この作品、ムーラン・ルージュの高級娼婦にして大看板・サティーンと、新進若手劇作家・クリスチャンの間柄は、年齢は明かにされないけれど、ニコール・キッドマンとマクレガーの実年齢と同じで、サティーンが上、クリスチャンが下であろう。恋情に溺れるサティーンがプライドを取り戻せば、映画としてはいわゆるアンハッピー・エンド、恋情に身を任せる選択をすればハッピー・エンドになるわけだが、前者であれば恋愛よりも大切なものを描いた事になり、後者であれば恋愛の最も甘い蜜の部分を描いたことになる。
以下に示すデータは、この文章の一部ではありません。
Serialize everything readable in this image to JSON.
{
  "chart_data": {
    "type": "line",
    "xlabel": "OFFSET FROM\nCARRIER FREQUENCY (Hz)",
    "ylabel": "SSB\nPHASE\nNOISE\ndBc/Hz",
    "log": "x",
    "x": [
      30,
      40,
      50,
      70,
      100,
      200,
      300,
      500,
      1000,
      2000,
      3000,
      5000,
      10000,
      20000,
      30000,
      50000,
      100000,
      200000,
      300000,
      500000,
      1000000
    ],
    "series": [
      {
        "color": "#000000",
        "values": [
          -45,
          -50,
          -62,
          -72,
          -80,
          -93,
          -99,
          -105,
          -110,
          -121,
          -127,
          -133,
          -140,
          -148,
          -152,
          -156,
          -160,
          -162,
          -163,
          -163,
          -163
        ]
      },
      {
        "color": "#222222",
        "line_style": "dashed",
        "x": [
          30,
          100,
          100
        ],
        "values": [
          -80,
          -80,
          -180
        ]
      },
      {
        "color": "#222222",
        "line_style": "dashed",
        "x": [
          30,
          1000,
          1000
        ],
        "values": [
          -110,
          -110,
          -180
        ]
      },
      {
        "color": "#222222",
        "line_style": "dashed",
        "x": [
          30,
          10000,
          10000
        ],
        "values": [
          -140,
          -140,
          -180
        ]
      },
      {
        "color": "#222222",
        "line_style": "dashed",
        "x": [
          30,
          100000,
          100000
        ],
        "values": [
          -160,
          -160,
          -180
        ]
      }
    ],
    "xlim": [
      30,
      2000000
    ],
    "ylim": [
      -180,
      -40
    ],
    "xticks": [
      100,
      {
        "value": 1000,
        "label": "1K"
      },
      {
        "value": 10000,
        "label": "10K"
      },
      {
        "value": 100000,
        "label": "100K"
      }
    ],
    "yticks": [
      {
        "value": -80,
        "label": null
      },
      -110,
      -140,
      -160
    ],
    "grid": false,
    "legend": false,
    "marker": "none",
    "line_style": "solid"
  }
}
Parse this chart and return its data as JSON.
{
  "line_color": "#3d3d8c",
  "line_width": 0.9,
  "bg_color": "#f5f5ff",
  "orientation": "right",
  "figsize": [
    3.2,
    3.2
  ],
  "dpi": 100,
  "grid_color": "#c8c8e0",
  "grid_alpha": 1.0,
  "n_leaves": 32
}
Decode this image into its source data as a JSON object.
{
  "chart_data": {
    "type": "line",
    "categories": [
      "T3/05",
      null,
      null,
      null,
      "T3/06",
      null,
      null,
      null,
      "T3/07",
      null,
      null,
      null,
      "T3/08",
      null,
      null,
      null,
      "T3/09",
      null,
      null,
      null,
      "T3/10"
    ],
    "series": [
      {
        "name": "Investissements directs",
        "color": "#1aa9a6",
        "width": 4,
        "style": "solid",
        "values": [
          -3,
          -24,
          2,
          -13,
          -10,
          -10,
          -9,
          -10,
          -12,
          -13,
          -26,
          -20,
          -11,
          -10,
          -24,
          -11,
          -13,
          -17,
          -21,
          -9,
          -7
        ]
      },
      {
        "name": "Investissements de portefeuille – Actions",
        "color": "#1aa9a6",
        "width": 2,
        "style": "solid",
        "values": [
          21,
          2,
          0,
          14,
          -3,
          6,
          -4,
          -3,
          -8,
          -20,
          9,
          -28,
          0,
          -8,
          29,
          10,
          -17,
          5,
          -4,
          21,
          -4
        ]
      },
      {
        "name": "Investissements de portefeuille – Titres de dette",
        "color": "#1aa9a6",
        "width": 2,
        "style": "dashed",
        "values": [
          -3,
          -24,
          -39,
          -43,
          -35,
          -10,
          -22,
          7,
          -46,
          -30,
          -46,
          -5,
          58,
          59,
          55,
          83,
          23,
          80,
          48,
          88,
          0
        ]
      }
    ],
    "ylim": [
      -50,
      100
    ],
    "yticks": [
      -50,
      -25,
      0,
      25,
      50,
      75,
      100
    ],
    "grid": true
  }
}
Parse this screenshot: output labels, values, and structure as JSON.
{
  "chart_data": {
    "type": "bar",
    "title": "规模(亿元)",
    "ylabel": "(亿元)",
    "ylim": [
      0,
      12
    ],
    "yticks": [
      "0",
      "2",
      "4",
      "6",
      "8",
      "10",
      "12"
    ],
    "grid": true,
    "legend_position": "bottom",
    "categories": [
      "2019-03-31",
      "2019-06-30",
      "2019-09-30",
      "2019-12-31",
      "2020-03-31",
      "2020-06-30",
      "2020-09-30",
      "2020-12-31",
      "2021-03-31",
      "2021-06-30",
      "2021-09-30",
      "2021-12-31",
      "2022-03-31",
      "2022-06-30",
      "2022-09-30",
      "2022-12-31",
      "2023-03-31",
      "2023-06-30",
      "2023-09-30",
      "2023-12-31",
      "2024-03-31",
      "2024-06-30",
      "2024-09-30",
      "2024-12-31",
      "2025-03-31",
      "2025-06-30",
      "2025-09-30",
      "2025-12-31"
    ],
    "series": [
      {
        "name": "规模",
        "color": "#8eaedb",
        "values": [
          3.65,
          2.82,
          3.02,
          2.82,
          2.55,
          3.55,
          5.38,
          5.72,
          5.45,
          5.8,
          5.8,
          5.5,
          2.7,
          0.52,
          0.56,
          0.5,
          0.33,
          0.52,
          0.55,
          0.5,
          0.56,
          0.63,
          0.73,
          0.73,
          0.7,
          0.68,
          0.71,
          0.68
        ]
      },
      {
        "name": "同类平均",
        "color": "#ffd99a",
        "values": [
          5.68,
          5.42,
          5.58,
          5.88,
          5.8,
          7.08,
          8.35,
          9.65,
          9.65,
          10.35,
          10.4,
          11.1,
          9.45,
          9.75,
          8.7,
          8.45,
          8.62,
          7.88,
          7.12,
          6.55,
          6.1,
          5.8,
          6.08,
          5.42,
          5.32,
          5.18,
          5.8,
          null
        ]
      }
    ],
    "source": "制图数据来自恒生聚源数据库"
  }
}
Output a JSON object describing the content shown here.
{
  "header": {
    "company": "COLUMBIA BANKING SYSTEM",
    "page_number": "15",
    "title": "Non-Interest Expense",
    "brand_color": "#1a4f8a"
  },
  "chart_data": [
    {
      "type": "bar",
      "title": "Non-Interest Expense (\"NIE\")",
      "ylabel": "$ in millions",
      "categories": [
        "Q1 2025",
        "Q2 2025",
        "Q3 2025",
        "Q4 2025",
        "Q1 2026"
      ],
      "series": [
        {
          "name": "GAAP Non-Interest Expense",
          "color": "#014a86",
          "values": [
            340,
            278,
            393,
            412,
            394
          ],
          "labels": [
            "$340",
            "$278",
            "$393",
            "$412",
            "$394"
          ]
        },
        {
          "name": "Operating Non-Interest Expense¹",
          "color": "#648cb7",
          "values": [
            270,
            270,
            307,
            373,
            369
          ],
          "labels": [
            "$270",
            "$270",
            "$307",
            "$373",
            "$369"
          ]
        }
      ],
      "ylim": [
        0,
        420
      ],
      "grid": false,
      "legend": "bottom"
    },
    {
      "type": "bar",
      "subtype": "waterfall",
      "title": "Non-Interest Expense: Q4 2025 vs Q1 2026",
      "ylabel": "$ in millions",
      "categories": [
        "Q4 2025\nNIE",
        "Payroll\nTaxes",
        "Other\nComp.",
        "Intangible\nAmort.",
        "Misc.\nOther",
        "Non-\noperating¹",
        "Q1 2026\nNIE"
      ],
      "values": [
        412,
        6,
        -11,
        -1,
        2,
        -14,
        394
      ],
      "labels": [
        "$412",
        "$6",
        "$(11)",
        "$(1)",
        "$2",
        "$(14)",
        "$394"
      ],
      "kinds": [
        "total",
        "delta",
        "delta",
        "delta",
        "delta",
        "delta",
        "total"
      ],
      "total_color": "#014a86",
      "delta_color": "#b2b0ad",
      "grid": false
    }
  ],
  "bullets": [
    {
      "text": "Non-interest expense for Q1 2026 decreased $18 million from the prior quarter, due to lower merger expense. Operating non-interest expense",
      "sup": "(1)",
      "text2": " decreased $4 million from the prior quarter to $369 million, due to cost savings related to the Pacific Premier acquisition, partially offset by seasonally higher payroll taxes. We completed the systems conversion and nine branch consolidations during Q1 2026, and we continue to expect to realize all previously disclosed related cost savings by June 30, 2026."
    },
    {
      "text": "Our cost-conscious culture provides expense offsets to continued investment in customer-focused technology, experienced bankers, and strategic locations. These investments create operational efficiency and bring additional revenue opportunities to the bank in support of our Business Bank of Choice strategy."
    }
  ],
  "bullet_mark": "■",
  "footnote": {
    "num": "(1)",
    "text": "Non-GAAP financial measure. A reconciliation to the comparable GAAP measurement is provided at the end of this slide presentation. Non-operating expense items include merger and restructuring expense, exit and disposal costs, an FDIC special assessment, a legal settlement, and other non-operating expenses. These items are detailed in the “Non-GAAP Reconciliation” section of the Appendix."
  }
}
そのどちらもこの世にはある。したがって、ここまで高らかに恋愛讃歌を掲げてくれればどちらの結末でも構わないのではあるが、好みで言うと前者のが好き。と言うより、『誘う女』以来の大ニコール・ファンとしては、新進若手作家如きに一瞬胸のときめきを覚えたからといって、受ける筋合いもない侮辱を受けてそのままにしておくなんて、許容の限度を超えている。

もう一点。映画作りとしては、類稀な美貌を持つ女優を選ぶか、美貌は多少犠牲にしても歌唱力抜群の女優を選ぶかの選択肢なので、仕方のないところではある。ニコールは世界に唯一の存在だ。代役などありえない。

だがユアン・マクレガーは、充分ハンサムだけど、どの道ニコールの美貌に対抗しうるほどにはハンサムではないわけで、だったらもっと歌唱力のある俳優を起用した上で、ニコールの足りない部分を補うか、ニコールのレベルに合わせてやる事が出来ればよかったのに。

その点、公爵さん(リチャード・ロクスバーグ)はおっしゃるとおり曲者だったと思う。Like A Virginを歌うシーンでちょっと聞いただけだが、歌もなかなか上手かった(だからこそ脇固めに起用されたのだろう)。物語の設定から変わってしまうだろうが、彼をニコールの相手役にしたら、どうだったか。とも思ったがやっぱそれも駄目。今のニコール、上にも下にも“力”の及ぶ今のニコールに、私が許せるラブ・ストーリーの唯一の設定は、マクレガー如き公爵如き両方ひっくるめて手玉に取る類のものしかない。サラ・ベルナールがどんな女優だったのか知らないが、写真で見るかぎり、彼女の時代に映画があってそれに彼女が出演していたとして、とても人の話題に上るような方であったとは思えない。映画に出ないとしたらなおさらだ。21世紀の女優として、とっくにニコールはサラ・ベルナールのレベルを超えている。もしバズ・ラーマンが少しでもニコールの美貌を信頼しているというなら、でもってシェイクスピアが好きだと言うなら、次作では彼女に『ハムレット』のハムレットを演らせてほしい(自分でも何言ってるかわからん)。

こういうのを多分、ひいきの引き倒しと言う。

85/100(02/06/26記)

◇ん?なんか二人の歌、絶賛スね。だった? エンドクレジット見てたらvoice double てのあったよ・・・?